Unfortunately, the book's music (as opposed to noise) section is not nearly as complete. Boiling down the cacophony of music emitting from Japan's live houses into one "subculture" is clearly impossible; haphazard research doesn't help.

While noting the big names like Guitar Wolf, Buffalo Daughter and Sugar Plant, writer Yuji Oniki ignores many of the less famous yet, in some sense, more trailblazing groups such as Jackie and the Cedrics, Copass Grinders and Haco who continue to make music within the constraints of their own small subcultures. The continued vitality of Japan's hip-hop, club, or mellow-core scene is likewise ignored. Though all of these have gained some level of mainstream acceptance, they are still powered by smaller, indie labels and a feisty active underground.

Instead Oniki tries to make up for what amounts to a lack of information by long dissertations on Bob Dylan, and whatever else came to mind (where was his editor one wonders), little of which has to do with Japanese music of any sort. The discography is more about Sun Ra than Japanese music. The end result is a chapter more appropriate to quirky fanzine world than to what purports to be a "guide" to the Japanese underground.

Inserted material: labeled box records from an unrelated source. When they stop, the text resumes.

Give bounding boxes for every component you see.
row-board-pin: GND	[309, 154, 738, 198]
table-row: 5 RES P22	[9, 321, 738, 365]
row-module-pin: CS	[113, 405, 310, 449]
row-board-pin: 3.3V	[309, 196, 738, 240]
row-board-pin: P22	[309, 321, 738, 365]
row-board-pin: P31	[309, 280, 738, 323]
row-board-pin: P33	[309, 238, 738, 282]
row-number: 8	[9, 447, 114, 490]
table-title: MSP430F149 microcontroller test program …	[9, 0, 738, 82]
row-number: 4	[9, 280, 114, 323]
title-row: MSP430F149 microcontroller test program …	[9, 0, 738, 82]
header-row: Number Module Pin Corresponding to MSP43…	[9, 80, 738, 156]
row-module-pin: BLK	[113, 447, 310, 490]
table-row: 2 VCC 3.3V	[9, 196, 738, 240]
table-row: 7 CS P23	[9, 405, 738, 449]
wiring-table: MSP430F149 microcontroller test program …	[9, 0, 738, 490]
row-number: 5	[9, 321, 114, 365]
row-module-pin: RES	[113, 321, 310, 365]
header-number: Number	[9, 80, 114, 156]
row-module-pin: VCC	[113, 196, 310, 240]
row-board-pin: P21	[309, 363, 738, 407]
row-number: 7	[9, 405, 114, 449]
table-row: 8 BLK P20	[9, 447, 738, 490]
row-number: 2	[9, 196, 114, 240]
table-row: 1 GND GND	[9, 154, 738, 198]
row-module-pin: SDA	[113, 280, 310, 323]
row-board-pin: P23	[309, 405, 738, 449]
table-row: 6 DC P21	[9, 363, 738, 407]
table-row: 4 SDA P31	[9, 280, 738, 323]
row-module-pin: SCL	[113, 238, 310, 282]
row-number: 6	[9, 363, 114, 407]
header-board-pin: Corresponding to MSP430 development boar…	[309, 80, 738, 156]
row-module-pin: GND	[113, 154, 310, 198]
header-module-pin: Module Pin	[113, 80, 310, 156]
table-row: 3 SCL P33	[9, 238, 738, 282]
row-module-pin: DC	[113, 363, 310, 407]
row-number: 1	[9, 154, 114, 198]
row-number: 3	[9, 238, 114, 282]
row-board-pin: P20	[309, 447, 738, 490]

* * *To approximate the delights of "Ice Scream," the latest single from Tokyo clubsters, Sha' Cho Mouse pour a bit of Moloko's hyphenated beats, a dash of Portishead's languid, lush arrangements, a tad of Cole Porter (tinkling piano keys abound) and blend gently.

The duo of Japanese singer Tomo and British-Japanese instrumentalist Maya relish such clever juxtapositions of musical tropes. (Think of Cornelius making dance-inflected electronica instead of kitsch pop.) Metal guitars share space with African flutes; sitars (the only real cliches in their sonic palette) mix it up with dance-floor rhythms.

Although the melange has garnerd the inevitable comparisons in the U.K. press to other cultural omnivores from Japan, the group has carved out a more musically adventurous universe than their so-called peers. The opening cut, "M.M.M.," on their last album "Photo, Synthesizer" (on rising Tokyo indie label NS Com) starts with an industrial rhythm track straight out of Einsturzende Neubauten (or even Nine Inch Nails) before unwinding into a piano interlude that could be lifted from a '40s Hollywood musical.

Purring in strangulated polysyllables, singer Tomo sounds like a Japanese Bjork. "Ice Scream" has her gently caressing notes with the aplomb of a church soloist before soaring into spitfire, almost tense scat. Again, it's a comparison that might invite notions of imitation. But vocal fireworks like these are hard to come by if they aren't natural. For Tomo, they seem to be in the genes.